More generally, you're free to define your frame at any point in any way you want (as long as you keep the same number of vectors, and keep them linearly independent). So a change of coordinates implies a change in coordinate frame, but it is not equivalent to a change in frame generally.

Answer 2

It depends what you mean with 'change'. If 'change' is 'rate of change' i.e. the operator $\frac{d}{dt}$ acting on a vector $\vec v$, then the following is the case:

Any vector that is the element of a vector space can be split into its basis vectors $\vec e_i$ and its scalar components $v^i$, so that $\vec v = \sum_{i=1}^{n=3} v^i \vec e_i \equiv v^i \vec e_i$, where the last definition just uses the summation convention for indices.

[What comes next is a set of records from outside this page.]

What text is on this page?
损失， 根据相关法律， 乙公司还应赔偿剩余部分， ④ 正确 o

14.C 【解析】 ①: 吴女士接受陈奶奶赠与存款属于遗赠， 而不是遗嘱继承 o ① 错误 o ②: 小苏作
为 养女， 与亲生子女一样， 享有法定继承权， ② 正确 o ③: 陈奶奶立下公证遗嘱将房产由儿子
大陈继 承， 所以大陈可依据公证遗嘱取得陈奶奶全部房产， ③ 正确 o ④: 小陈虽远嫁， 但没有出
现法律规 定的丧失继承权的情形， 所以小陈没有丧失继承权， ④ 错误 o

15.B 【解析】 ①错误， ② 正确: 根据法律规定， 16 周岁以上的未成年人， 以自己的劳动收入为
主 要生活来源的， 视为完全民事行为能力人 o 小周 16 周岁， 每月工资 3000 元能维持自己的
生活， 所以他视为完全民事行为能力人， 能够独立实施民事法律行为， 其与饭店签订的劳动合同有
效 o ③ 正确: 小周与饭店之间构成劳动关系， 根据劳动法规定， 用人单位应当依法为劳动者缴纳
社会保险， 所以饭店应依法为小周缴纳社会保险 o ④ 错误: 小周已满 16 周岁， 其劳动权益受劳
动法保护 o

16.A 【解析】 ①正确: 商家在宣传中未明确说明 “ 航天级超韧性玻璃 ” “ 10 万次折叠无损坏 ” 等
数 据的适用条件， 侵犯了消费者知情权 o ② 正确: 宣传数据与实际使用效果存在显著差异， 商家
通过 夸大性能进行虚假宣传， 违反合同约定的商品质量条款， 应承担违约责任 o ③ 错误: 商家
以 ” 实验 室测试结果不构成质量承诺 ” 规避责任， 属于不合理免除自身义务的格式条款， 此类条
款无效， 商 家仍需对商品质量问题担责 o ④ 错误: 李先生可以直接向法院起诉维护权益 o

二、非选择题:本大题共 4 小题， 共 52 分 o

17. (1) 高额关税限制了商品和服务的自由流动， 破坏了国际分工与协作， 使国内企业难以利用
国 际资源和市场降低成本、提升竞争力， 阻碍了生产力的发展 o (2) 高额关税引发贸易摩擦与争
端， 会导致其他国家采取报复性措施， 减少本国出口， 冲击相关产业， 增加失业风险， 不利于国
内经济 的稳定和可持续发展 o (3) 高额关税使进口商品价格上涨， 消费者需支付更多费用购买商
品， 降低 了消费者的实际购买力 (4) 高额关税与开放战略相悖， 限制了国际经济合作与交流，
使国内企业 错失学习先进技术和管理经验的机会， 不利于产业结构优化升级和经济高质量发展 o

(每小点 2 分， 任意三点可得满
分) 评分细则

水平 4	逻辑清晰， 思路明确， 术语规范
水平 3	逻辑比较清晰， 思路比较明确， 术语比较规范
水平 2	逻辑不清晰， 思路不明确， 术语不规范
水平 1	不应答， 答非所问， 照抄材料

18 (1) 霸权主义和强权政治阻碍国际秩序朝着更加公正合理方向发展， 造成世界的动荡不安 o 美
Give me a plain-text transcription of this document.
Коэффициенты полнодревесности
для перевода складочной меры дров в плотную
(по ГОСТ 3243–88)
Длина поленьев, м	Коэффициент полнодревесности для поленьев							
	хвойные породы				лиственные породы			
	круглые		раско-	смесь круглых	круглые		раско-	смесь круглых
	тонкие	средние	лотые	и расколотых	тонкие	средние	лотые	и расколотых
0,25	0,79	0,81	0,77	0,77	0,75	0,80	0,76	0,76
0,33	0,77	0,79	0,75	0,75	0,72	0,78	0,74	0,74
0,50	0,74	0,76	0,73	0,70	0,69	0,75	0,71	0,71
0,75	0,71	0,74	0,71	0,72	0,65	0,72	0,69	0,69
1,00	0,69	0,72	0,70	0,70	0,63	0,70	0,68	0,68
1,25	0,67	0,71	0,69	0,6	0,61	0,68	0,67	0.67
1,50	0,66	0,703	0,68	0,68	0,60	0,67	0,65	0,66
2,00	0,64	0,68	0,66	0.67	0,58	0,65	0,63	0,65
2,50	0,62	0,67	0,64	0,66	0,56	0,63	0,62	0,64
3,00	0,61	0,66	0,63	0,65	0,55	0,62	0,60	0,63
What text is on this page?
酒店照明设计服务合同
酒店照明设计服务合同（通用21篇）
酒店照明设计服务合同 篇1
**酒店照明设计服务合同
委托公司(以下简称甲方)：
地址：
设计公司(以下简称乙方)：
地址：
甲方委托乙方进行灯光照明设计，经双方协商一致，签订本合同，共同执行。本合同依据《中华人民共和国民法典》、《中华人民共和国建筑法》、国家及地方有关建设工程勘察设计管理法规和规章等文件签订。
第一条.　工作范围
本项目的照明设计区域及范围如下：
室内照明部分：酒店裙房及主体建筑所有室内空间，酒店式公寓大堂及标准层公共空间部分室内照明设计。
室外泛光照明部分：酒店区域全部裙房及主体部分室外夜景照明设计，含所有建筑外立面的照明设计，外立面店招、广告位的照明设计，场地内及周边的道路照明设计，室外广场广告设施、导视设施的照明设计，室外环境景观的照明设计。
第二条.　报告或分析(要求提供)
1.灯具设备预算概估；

If you now take $\frac{d}{dt}\vec v$ then according to the product rule you get $$\frac{d}{dt}\vec v = \left(\frac{d}{dt}v^i\right) \vec e_i + v^i\left(\frac{d}{dt}\vec e_i\right).$$ Now $\left(\frac{d}{dt}v^i\right)$ is what I would call a change of coordinates, and $\left(\frac{d}{dt}\vec e_i\right)$ a change of frame. The change of coordinates is just the change of the scalar numbers denoting some position in the given coordinate system $\vec e_i$. Should the coordinate system be accelerated, or, you just wish to change the 'grid' with which the $v^i$ are computed, then you need to change the basis vectors accordingly.

Mathematically there is no difference between a change of coordinates at a given time, or an accelerated coordinate system w.r.t time, they give you only different transformation Jacobians.

On another note, the change in basis vectors can impact our understanding of physics fundamentally. Simply changing from cartesian to spherical coordinates in Newtons equation of motion (at a given time) already introduces a term that behaves like a centrifugal force, although we only changed our 'viewpoint'.